魔法を構成するのは魔力であり、魔術師は自らの魔力を外部に放出させる事で魔法を発現する。修行を受ける前のナイは魔力を体内に留めるのは真逆の行為だと思っていたが、そもそも魔力を完璧に制御できなければ魔力と留める事も体外に放出する事も出来ない。
「別に今回の修行は受けなくてもお前に魔法を教える事自体はできた。だが、魔力操作の技術が完璧でない人間に魔法を教えるのはあまりにも危険過ぎる。過去に儂も失敗した事があるからな」
「師匠が……失敗?」
「あれは儂の若い頃、周りの人間の話を無視して儂は魔法を使った。その結果、危うく死にかけたんじゃ……」
まだクロウがこちらの世界に召喚されたばかりの頃、彼は魔法を覚えるために必死になっていた。そして遂に魔力感知と肉体強化の技術を覚えると、彼は周りの人間の忠告を無視して魔法の練習を行う。

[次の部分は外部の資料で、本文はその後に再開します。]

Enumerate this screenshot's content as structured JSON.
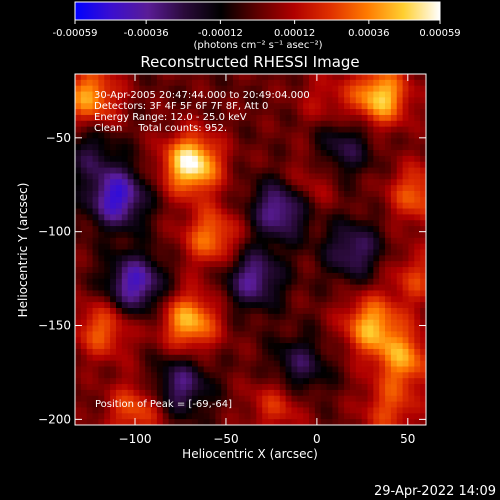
{
  "colorbar": {
    "ticks": [
      "-0.00059",
      "-0.00036",
      "-0.00012",
      "0.00012",
      "0.00036",
      "0.00059"
    ],
    "tick_values": [
      -0.00059,
      -0.00036,
      -0.00012,
      0.00012,
      0.00036,
      0.00059
    ],
    "range": [
      -0.00059,
      0.00059
    ],
    "units_label": "(photons cm⁻² s⁻¹ asec⁻²)",
    "colormap": [
      "#0000ff",
      "#3b0fcf",
      "#5a1c96",
      "#2a0a3a",
      "#000000",
      "#5e0000",
      "#b00000",
      "#e03000",
      "#ff7a00",
      "#ffcf30",
      "#ffffff"
    ]
  },
  "title": "Reconstructed RHESSI Image",
  "info_lines": [
    "30-Apr-2005 20:47:44.000 to 20:49:04.000",
    "Detectors: 3F 4F 5F 6F 7F 8F, Att 0",
    "Energy Range: 12.0 - 25.0 keV",
    "Clean     Total counts: 952."
  ],
  "peak_label": "Position of Peak = [-69,-64]",
  "footer_date": "29-Apr-2022 14:09",
  "chart_data": {
    "type": "heatmap",
    "title": "Reconstructed RHESSI Image",
    "xlabel": "Heliocentric X (arcsec)",
    "ylabel": "Heliocentric Y (arcsec)",
    "xlim": [
      -133,
      60
    ],
    "ylim": [
      -203,
      -16
    ],
    "x_ticks": [
      -100,
      -50,
      0,
      50
    ],
    "y_ticks": [
      -50,
      -100,
      -150,
      -200
    ],
    "x_tick_labels": [
      "−100",
      "−50",
      "0",
      "50"
    ],
    "y_tick_labels": [
      "−50",
      "−100",
      "−150",
      "−200"
    ],
    "peak_position": [
      -69,
      -64
    ],
    "hotspots": [
      {
        "x": -69,
        "y": -64,
        "value": 0.00059
      },
      {
        "x": 35,
        "y": -28,
        "value": 0.00048
      },
      {
        "x": -125,
        "y": -28,
        "value": 0.0004
      },
      {
        "x": -58,
        "y": -103,
        "value": 0.00034
      },
      {
        "x": 55,
        "y": -80,
        "value": 0.0003
      },
      {
        "x": -70,
        "y": -148,
        "value": 0.00044
      },
      {
        "x": 30,
        "y": -150,
        "value": 0.00042
      },
      {
        "x": 48,
        "y": -168,
        "value": 0.00036
      },
      {
        "x": -118,
        "y": -152,
        "value": 0.0003
      },
      {
        "x": -100,
        "y": -195,
        "value": 0.00028
      },
      {
        "x": -22,
        "y": -192,
        "value": 0.00022
      },
      {
        "x": -5,
        "y": -75,
        "value": 0.00016
      },
      {
        "x": 5,
        "y": -30,
        "value": 0.00014
      },
      {
        "x": 55,
        "y": -125,
        "value": 0.00022
      },
      {
        "x": 40,
        "y": -195,
        "value": 0.00025
      }
    ],
    "coldspots": [
      {
        "x": -110,
        "y": -82,
        "value": -0.00048
      },
      {
        "x": -20,
        "y": -88,
        "value": -0.0004
      },
      {
        "x": -100,
        "y": -128,
        "value": -0.00044
      },
      {
        "x": -35,
        "y": -125,
        "value": -0.00036
      },
      {
        "x": 20,
        "y": -110,
        "value": -0.0003
      },
      {
        "x": -75,
        "y": -182,
        "value": -0.00032
      },
      {
        "x": -10,
        "y": -172,
        "value": -0.00026
      },
      {
        "x": 15,
        "y": -55,
        "value": -0.00024
      },
      {
        "x": -125,
        "y": -58,
        "value": -0.0002
      }
    ]
  }
}
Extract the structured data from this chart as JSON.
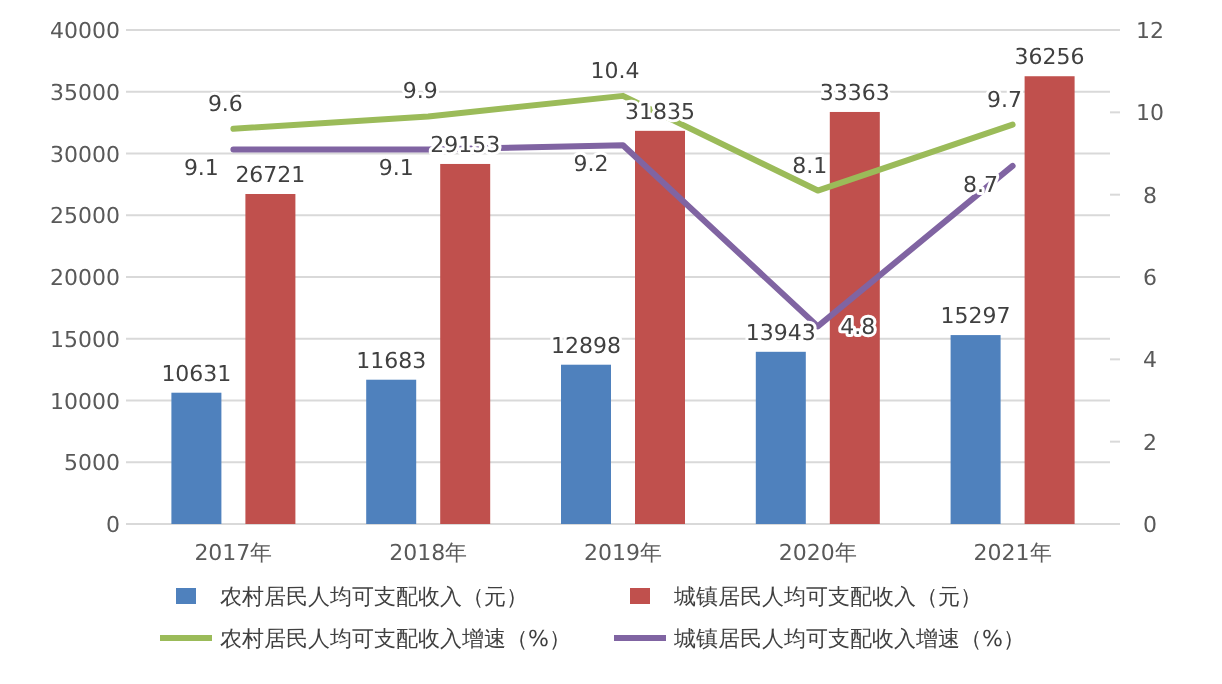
{
  "chart_data": {
    "type": "bar",
    "categories": [
      "2017年",
      "2018年",
      "2019年",
      "2020年",
      "2021年"
    ],
    "series": [
      {
        "name": "农村居民人均可支配收入（元）",
        "color": "#4f81bd",
        "values": [
          10631,
          11683,
          12898,
          13943,
          15297
        ]
      },
      {
        "name": "城镇居民人均可支配收入（元）",
        "color": "#c0504d",
        "values": [
          26721,
          29153,
          31835,
          33363,
          36256
        ]
      },
      {
        "name": "农村居民人均可支配收入增速（%）",
        "color": "#9bbb59",
        "type": "line",
        "axis": "y2",
        "values": [
          9.6,
          9.9,
          10.4,
          8.1,
          9.7
        ]
      },
      {
        "name": "城镇居民人均可支配收入增速（%）",
        "color": "#8064a2",
        "type": "line",
        "axis": "y2",
        "values": [
          9.1,
          9.1,
          9.2,
          4.8,
          8.7
        ]
      }
    ],
    "ylim": [
      0,
      40000
    ],
    "yticks": [
      0,
      5000,
      10000,
      15000,
      20000,
      25000,
      30000,
      35000,
      40000
    ],
    "y2lim": [
      0,
      12
    ],
    "y2ticks": [
      0,
      2,
      4,
      6,
      8,
      10,
      12
    ],
    "grid": "y",
    "legend": "bottom",
    "data_labels": true,
    "marker": "none"
  }
}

結果から言えば魔力操作の技術が未熟だったクロウは魔法の発動に失敗し、魔力を根こそぎ失いかけた。もしも他の人間が彼を助けていなければ今頃はクロウも生きていないという。
「儂は調子に乗って魔法を発動しようとした結果、体外から魔力を放出しすぎて危うく死にかけた。魔力を体内に留めようにもその方法が分からず、他の人間が助けてくれなったら死んでいただろう」
「そうだったんだ……」
「尤も儂が失敗しただけでお前が失敗するとは限らん。世間から「天才」と呼ばれる魔術師ならば魔力感知と肉体強化の修業だけで魔力操作を完璧に扱えるからな。所詮は儂も二流の魔術師という事だ」
「え!?でも、師匠は伝説の魔術師だと言われてたんじゃ……」
クロウの言葉にナイは驚きを隠せず、世界中の魔法を全て覚えたクロウが魔術師として二流など信じられない。しかし、クロウによれば真の一流の魔術師ならば彼と違って無意味に魔法を覚える必要はないという。
「ナイ、よく覚えておけ。真の天才は覚える魔法の数に拘りはしない。儂は確かに誰よりも数多くの魔法を覚えたが、結局は魔法を極める事はできなかった」
「極める事ができなかった?」
「この言葉の意味はいずれお前も理解する日が来るだろう……だが、今は関係ない話だ。さあ、修行は終わりだ……ここからは本格的に魔法の修業を開始するぞ」
「っ!!」
ナイはクロウの言葉に冷や汗を流し、三年半の修業を経て遂に自分が魔法を覚える日がやってきたのだと緊張する。